Fidèle parmi les fidèles, le fils de Tokpli passait pour être le « probable dauphin » de Gnassingbé Eyadema. Mais un conflit prit corps entre les deux hommes. Taxé de réformiste, il l’a été par le noyau des durs du Rpt après avoir suggéré des changements de méthode de gestion dans l’art de diriger les affaires de la cité.
Démis de ses fonctions de Premier ministre en juin 2002 pour des divergences des points de vue au sein du Rpt, Agbéyomé Kodjo quitte à la va-vite le pays et publie un brûlot intitulé «Il est temps d’espérer ». Il sera exclu des rangs du parti à la suite d’un vote du Comité central et déchu de l’Ordre du Mono pour trahison, en même temps que Maurice Dahulu Péré, ancien ministre et ancien Président de l’Assemblée nationale.
Un parcours politique teinté d’exils
Devenu grand pourfendeur du régime Eyadema alors qu’il était en exil, Gabriel Messan Agbéyomé Kodjo s’était vu lancer un mandat d’arrêt international pour faits de corruption. De retour au Togo en avril 2005, quelques mois après le décès de son ancien mentor, il est mis aux arrêts pour « détournement de fonds présumé lorsqu’il était Directeur général au PAL». Il sera plus tard libéré et co-fonda avec Dahuku Péré un mouvement politique dénommé Alliance pour la Patrie (Alliance), un parti qui a existé le temps d’un éclair.
Candidat malheureux pour la présidence de la Fédération togolaise de football (FTF), l’ancien Premier ministre a fondé, en août 2008, un nouveau parti, l’Organisation pour Bâtir dans l’Union solidaire Togolaise (OBUTS) aux fins de solliciter les suffrages populaires lors du scrutin présidentiel de 2010.
Elu député lors du scrutin législatif de 2019, Agbéyomé Kodjo a été désigné, en janvier 2020, candidat porte-bannière pour le scrutin présidentiel de février 2020 du regroupement de formations politiques et d’associations de la société civile dénommé la Dynamique Mgr Kpodzro (DMK).

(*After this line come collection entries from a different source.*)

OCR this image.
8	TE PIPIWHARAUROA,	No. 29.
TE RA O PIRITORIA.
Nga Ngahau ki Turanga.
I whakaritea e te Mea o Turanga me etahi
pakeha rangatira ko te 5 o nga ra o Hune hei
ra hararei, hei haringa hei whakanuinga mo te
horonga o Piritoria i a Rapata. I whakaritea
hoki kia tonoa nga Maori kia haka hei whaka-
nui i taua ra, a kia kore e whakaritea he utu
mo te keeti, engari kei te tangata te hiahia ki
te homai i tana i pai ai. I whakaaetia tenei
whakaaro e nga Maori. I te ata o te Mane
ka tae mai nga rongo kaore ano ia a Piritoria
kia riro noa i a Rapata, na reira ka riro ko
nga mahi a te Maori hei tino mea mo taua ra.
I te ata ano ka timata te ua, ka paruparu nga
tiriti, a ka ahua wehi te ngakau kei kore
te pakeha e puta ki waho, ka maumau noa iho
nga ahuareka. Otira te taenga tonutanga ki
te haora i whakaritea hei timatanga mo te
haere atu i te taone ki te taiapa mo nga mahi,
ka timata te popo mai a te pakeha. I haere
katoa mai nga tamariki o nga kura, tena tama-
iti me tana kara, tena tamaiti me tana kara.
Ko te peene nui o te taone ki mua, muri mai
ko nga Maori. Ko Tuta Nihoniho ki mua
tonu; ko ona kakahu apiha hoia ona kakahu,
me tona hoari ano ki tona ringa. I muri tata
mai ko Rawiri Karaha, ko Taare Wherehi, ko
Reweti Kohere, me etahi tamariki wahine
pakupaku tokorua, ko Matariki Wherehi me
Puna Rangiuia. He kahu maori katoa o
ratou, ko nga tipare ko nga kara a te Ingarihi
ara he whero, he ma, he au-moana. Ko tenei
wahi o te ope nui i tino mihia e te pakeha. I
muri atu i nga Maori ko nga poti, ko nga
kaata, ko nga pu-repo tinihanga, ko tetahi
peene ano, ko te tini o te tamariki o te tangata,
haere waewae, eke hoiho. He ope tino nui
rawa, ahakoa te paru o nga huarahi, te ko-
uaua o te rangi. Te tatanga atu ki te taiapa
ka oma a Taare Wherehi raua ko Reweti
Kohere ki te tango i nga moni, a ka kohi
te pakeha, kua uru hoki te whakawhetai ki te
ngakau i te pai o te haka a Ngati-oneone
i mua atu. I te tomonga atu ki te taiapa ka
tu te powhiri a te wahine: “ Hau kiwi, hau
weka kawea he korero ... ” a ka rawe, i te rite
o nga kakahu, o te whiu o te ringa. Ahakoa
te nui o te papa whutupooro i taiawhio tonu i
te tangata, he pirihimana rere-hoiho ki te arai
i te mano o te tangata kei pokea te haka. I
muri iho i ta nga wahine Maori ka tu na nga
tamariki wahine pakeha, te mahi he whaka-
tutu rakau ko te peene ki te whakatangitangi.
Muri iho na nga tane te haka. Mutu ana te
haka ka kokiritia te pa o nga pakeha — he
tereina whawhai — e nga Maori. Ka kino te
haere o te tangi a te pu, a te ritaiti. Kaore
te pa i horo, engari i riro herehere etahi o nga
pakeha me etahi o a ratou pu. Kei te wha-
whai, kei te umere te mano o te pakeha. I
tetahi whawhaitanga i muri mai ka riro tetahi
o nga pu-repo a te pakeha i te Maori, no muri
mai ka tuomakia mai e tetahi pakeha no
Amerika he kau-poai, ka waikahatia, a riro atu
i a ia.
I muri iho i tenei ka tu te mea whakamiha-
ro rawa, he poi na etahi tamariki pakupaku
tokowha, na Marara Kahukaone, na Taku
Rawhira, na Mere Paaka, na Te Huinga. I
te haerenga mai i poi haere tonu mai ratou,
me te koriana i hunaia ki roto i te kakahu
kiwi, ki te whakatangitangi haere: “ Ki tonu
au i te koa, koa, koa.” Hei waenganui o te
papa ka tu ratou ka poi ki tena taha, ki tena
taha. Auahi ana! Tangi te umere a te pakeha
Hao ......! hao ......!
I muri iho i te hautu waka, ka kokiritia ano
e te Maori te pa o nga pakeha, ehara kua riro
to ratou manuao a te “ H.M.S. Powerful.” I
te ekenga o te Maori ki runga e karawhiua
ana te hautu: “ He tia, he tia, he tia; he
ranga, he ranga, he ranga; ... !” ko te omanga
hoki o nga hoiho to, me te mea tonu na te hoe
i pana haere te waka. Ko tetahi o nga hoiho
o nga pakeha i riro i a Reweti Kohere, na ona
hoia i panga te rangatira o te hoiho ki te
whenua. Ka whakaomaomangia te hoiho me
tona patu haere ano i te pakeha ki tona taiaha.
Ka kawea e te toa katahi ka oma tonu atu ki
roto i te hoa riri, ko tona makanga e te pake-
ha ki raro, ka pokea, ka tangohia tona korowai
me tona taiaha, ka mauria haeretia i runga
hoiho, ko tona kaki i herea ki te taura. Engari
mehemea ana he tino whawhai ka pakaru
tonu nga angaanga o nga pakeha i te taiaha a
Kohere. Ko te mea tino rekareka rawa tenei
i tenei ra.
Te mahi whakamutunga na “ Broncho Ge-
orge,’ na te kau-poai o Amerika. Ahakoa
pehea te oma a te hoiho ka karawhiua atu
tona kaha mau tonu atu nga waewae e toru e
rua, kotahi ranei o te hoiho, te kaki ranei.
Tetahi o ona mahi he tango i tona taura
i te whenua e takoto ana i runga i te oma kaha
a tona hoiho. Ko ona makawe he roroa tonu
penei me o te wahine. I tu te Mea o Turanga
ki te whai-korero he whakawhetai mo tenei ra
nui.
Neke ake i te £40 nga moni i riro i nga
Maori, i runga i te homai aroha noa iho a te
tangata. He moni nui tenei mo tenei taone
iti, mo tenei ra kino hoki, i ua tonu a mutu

Il est déclaré au terme des résultats officiels, deuxième derrière Faure Gnassingbé, avec un résultat de 19,45% des suffrages exprimés.
Jusqu’à son dernier souffle, Gabriel Messan Agbéyomé Kodjo, qui s’est estimé « président élu » du Togo lors dudit scrutin, n’a cessé de revendiquer par tous les moyens «sa victoire à lui volée » au point de former en exil un gouvernement
Après avoir cédé sa place de député, il vécut pour une seconde fois la vie de l’exil avec ses affres et déconvenues. Jusqu’à son décès, le lieu de son refuge était resté secret. Le 3 mars 2024, le décès du natif de Tokpli, un « audacieux doublé d’un téméraire » est annoncé à la surprise de tous ceux qui l’ont connu. Au-delà de son fulgurant parcours socio-professionnel et politique, l’ancien Premier ministre Gabriel Messan Agbéyomé Kodjo n’a pas eu droit à des hommages officiels dus à son rang.